Abstract
Population protocols are a model for distributed computing in which n agents with limited computational power and memory perform randomly scheduled pairwise interactions. Despite – or rather because of – its simplicity, this model has gained a lot of attention during the past 8 years. Applications range from modeling behavior in animal populations over representing an important special case of chemical reaction networks to some natural population protocols being equivalent to computational tasks performed by, for example, living cells.

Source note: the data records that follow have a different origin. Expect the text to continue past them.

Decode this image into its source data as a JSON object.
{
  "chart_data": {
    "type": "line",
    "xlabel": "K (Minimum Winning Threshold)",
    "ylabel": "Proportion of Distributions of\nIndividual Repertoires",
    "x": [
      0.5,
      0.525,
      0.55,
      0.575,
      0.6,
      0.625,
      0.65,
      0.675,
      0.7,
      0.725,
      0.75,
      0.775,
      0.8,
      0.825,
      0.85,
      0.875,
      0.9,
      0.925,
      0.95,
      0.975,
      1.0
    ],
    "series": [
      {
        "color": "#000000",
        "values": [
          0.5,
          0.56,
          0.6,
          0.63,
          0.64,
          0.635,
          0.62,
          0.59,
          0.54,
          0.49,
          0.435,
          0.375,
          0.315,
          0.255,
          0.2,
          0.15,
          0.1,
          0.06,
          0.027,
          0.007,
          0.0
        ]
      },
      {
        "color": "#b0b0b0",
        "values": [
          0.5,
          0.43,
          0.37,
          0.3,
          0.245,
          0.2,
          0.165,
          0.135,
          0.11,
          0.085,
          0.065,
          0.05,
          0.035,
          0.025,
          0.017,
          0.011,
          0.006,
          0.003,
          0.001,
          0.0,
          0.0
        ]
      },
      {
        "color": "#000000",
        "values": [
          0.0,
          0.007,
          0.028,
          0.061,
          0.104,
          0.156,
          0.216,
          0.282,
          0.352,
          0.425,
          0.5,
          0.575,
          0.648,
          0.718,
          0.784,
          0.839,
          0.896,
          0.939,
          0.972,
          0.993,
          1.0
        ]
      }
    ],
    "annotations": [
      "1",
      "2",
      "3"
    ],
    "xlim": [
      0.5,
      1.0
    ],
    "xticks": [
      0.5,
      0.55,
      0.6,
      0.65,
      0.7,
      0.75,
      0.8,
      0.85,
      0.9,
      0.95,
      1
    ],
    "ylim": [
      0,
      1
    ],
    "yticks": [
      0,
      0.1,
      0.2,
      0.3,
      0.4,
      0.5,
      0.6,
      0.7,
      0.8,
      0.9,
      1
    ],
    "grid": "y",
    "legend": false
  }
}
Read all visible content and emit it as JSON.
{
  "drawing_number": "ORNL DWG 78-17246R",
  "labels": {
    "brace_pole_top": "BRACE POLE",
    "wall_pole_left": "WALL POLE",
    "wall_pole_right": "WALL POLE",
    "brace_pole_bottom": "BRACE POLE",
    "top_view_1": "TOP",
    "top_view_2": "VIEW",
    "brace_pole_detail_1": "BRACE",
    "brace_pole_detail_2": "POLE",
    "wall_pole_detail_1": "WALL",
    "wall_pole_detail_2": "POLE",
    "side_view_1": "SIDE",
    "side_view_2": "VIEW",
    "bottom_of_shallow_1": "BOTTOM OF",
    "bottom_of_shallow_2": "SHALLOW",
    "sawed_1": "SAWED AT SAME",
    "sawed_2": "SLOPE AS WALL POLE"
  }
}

A fundamental problem in this setting is plurality consensus, where all agents start with one of k opinions and the goal is for each agent to learn which is the initial most frequent opinion. The case of k=2 opinions is known as the majority problem. Recent breakthroughs led to an always correct majority population protocol that is both time- and space-optimal, requiring O(log(n)) states per agent and, w.h.p., O(log(n)) time [Doty et al.; FOCS '21]. Meanwhile, results for general plurality consensus are scarce and far from optimal. We know that any always correct protocol requires Omega(k2) states, while the currently best general protocol needs O(k11) states [Natale and Ramezani; 2019].
In this talk, I present a plurality consensus protocol [Berenbrink et al.; PODC '22] that beats the quadratic lower bound by allowing a negligible failure probability. While our protocol might fail, it identifies the plurality opinion with high probability even if the bias is 1. This complements another of our recent results [Berenbrink et al.; SODA'22], which gives protocol with subquadratic states that is always correct if the difference between the largest and second-largest opinion is large enough but might fail otherwise.